15-osobową grupę podzielono na trzy zespoły. Każdy z nich, po znalezieniu ciekawego tematu oraz zebraniu niezbędnego materiału, musiał przygotować pięciominutowy reportaż. - W tym roku organizatorzy zdecydowali, aby z efektów pracy wszystkich trzech grup powstał jeden film - opowiada Paweł Wiśniewski, uczestnik warsztatów.
Poznawali życie Romów
Grupa Pawła skoncentrowała się na życiu Romów. - W zasadzie przez przypadek trafiliśmy do kilku dzieciaków i porozmawialiśmy z nimi - relacjonuje Jakub Drobczyński, kolejny uczestnik. - Byliśmy bardzo pozytywnie zaskoczeni. Dotarliśmy także do rodziców, którzy opowiedzieli nam trochę o kulturze romskiej.
Drugi zespół przygotował historię chłopaka, który zajmuje się myciem szyb samochodów na bydgoskich rondach, natomiast trzeci - o szachistach grających na placu Wolności.
Oprócz bydgoszczan, w warsztatach brały udział także cztery osoby z Białorusi. Jedną z nich zapytaliśmy o wrażenia, jakie wywarła na niej Bydgoszcz. - To bardzo rodzinne miasto - mówi Ilena Żukova z Mińska. - Poza tym podoba mi się tutejsza architektura. Jest pięknie i zielono. Wszędzie rośnie mnóstwo drzew.

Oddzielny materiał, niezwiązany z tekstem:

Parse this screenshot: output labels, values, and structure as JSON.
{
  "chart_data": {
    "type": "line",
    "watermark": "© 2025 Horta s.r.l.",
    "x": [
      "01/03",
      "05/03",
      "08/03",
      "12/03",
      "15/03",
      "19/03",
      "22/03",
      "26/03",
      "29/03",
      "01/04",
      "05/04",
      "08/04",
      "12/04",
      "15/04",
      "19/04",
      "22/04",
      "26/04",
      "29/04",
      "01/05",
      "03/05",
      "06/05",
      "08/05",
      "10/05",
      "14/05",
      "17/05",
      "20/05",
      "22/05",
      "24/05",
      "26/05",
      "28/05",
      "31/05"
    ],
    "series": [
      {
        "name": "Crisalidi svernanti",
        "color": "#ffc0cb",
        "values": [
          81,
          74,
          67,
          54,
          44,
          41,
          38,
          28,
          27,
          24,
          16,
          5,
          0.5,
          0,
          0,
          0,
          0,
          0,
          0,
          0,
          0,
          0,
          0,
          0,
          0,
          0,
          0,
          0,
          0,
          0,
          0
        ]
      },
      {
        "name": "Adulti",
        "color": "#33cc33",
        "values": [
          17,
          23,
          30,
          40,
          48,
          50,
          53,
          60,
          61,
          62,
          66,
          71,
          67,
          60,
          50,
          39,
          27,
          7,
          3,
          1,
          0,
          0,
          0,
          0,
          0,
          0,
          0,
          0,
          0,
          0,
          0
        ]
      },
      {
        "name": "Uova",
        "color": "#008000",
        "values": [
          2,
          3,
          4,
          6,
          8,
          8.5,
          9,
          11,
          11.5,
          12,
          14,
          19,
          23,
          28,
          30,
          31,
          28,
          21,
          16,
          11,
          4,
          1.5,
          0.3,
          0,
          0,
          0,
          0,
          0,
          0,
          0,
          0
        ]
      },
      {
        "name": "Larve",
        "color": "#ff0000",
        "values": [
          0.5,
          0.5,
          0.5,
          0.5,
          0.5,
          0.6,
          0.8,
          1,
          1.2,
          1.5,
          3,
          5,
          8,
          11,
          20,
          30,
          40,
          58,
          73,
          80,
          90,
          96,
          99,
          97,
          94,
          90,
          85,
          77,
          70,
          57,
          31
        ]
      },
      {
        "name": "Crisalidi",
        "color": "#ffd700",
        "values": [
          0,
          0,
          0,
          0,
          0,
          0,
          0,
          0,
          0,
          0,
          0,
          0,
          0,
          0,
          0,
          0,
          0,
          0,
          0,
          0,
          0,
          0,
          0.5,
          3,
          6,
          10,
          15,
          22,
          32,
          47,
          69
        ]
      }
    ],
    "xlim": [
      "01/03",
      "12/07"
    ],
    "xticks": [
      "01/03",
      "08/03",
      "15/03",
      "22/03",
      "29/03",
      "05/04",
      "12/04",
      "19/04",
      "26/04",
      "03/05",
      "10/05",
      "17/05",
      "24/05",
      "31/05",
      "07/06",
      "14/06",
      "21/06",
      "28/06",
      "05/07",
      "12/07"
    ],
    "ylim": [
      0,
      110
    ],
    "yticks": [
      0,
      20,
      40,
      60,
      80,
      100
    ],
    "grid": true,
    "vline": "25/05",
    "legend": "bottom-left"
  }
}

Szkoda, że nie mówią po angielsku
Równie dobre wrażenie wywarli na Ilenie mieszkańcy Bydgoszczy. - Są bardzo przyjaźni - zachwyca się Białorusinka. - Szkoda tylko, że niewielu z nich mówi po angielsku. Koledzy z warsztatów musieli mi często pomagać w rozmowach i tłumaczeniu.